Senate Majority Leader Mitch McConnell said Sunday he has no interest in another government shutdown.
During an appearance on CBS’s “Face the Nation,” the Kentucky Republican reiterated a point he has made many times since voters gave Republicans control of the Senate: Despite his differences with President Obama, McConnell does not wish to see small parts of the government shut down over a debt ceiling fight.
“I made it very clear after the November election that we’re certainly not going to shut down the government or default on the national debt,” McConnell said Sunday on CBS.
McConnell was referring to an episode in 2013 when an impasse over heaping more debt on American taxpayers led the government to furlough a small percentage of non-essential employees. According to opinion polls at the time, most respondents blamed the GOP for the “shutdown,” and though Republicans went on to make historic gains in the 2014 midterm elections, party leaders remain extremely wary of confrontation with the president and the Democratic minorities in the House and Senate.

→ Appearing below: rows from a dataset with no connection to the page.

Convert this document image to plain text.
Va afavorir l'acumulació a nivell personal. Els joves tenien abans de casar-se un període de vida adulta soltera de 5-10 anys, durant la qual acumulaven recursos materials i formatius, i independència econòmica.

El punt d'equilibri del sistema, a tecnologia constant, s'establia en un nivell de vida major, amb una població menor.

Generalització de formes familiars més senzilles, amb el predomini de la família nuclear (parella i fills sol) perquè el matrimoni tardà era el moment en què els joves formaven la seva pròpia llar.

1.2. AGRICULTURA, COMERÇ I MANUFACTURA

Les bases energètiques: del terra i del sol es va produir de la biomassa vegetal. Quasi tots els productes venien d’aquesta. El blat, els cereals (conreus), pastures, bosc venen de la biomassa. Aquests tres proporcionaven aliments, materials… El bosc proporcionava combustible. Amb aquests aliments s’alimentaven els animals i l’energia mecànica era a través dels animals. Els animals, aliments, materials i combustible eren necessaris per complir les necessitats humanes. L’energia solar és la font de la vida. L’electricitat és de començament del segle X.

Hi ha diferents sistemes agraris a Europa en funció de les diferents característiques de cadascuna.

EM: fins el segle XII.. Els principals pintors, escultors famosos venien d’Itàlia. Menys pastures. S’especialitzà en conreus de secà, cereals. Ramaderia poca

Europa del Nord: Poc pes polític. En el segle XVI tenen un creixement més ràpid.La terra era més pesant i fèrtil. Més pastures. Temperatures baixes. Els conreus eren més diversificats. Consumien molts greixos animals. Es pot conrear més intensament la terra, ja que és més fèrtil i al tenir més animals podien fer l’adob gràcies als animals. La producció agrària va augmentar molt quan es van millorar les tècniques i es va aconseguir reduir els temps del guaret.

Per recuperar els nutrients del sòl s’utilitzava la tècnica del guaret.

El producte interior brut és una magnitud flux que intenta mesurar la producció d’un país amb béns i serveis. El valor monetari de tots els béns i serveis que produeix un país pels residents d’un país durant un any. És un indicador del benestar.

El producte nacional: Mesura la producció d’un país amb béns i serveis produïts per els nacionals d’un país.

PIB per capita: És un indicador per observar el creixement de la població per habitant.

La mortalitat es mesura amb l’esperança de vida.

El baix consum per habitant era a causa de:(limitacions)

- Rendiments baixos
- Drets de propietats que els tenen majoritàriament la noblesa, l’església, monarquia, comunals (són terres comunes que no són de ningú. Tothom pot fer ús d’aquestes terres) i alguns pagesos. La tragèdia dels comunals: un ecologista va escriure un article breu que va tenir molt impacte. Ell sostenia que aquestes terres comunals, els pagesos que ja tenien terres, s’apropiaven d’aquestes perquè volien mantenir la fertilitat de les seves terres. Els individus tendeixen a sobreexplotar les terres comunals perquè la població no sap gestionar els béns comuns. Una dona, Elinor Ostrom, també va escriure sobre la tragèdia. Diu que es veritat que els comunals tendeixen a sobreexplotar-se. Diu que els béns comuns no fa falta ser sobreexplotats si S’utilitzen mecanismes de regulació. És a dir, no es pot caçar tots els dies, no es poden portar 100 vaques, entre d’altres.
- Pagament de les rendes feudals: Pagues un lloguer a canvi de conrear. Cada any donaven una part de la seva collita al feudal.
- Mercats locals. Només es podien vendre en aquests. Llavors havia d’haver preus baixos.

The specter of a shutdown is looming again because next week will see the end of a temporary agreement under which the so-called debt ceiling, a cap on how much debt the federal government can assume, will end. Federal debt — the sum of public debt plus “intra-government” IOUs — topped $18 trillion in December.
Republicans have said in the past that they want concessions from Democrats in return for agreeing to raise the debt ceiling. The Obama administration has previously shot down this notion.
“We’ll figure some way to handle it and hopefully it might carry some other important legislation that we can agree on in connection with it,” McConnell said.
Sunday’s interview on CBS was McConnell’s first since becoming majority leader.